Note: it may be confused to make y from slicing with [1]. Because it must maintain the matrix form, we generate the y like that.
data[:, -1].shape
(5,)
data[:, [-1]].shape
(5, 1)

Same learning process with gradient descent is applied,

learning_rate = 0.00001

for e in range(2000):
    # Record the gradient history of the cost function
    with tf.GradientTape() as tape:
        cost = tf.reduce_mean(tf.square(predict(X) - y))
    
    # Calculate the gradient of each weight
    W_grad, b_grad = tape.gradient(cost, [W, b])
    
    # update the weight
    W.assign_sub(learning_rate * W_grad)
    b.assign_sub(learning_rate * b_grad)
    
    if e % 100 == 0:
        print("epoch: {:5} | cost: {:12.4f}".format(e, cost.numpy()))
epoch:     0 | cost:  103242.9219
epoch:   100 | cost:       1.8692
epoch:   200 | cost:       1.8591
epoch:   300 | cost:       1.8491
epoch:   400 | cost:       1.8392
epoch:   500 | cost:       1.8294
epoch:   600 | cost:       1.8198
epoch:   700 | cost:       1.8103
epoch:   800 | cost:       1.8009
epoch:   900 | cost:       1.7917
epoch:  1000 | cost:       1.7825
epoch:  1100 | cost:       1.7735
epoch:  1200 | cost:       1.7645
epoch:  1300 | cost:       1.7557
epoch:  1400 | cost:       1.7469
epoch:  1500 | cost:       1.7382
epoch:  1600 | cost:       1.7296
epoch:  1700 | cost:       1.7211
epoch:  1800 | cost:       1.7127
epoch:  1900 | cost:       1.7044

As you can see from the result, cost is decreased significantly while 100 epoch are passed.

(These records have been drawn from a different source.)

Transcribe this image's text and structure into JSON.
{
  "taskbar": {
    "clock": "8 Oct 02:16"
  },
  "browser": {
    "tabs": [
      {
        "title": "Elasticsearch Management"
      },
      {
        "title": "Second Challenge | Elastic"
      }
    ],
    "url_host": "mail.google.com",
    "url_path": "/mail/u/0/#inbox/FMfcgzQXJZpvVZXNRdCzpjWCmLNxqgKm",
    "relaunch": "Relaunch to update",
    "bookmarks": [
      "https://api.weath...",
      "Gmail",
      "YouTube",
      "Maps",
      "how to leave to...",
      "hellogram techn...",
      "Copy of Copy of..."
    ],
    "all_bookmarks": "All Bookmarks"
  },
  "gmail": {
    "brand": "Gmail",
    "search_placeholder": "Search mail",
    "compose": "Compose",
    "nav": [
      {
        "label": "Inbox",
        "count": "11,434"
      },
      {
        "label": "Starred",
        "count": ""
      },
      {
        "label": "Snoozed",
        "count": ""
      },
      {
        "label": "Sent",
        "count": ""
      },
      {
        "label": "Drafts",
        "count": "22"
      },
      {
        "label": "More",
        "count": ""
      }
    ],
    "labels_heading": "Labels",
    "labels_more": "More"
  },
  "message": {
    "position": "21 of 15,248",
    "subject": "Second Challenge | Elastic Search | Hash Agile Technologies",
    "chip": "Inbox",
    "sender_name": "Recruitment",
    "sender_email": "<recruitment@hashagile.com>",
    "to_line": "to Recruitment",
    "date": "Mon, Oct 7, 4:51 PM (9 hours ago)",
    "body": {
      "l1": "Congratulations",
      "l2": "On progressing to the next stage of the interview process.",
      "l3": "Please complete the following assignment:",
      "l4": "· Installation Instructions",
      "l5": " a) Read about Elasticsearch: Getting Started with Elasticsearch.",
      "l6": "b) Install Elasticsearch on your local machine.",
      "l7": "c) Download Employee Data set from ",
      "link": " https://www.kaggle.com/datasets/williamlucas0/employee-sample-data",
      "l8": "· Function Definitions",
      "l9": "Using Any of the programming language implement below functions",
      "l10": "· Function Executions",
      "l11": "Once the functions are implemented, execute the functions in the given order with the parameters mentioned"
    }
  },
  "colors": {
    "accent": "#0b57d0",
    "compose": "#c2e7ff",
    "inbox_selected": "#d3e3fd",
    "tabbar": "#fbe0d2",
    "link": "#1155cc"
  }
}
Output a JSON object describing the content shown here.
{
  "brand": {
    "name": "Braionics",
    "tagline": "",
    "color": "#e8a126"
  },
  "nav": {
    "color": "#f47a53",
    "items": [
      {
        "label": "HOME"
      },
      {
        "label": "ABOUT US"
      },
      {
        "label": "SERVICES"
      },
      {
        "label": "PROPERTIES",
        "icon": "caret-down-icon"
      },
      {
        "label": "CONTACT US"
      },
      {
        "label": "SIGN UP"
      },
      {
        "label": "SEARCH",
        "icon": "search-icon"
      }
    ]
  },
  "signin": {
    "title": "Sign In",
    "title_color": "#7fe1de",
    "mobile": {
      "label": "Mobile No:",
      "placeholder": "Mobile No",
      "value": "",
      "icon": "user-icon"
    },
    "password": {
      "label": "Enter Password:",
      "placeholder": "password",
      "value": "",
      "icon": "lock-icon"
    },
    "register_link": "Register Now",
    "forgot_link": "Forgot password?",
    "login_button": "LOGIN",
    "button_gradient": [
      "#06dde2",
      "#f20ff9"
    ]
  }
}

And you can also notice the advantage from matrix multiplication that we don't need to define weight vector manually. ($w_1, w_2, w_3 \to W$)

Summary

In this post, we expand the linear regression from single variable to multi variables. And using matrix multiplication notation, it helps to operate gradient descent effectively.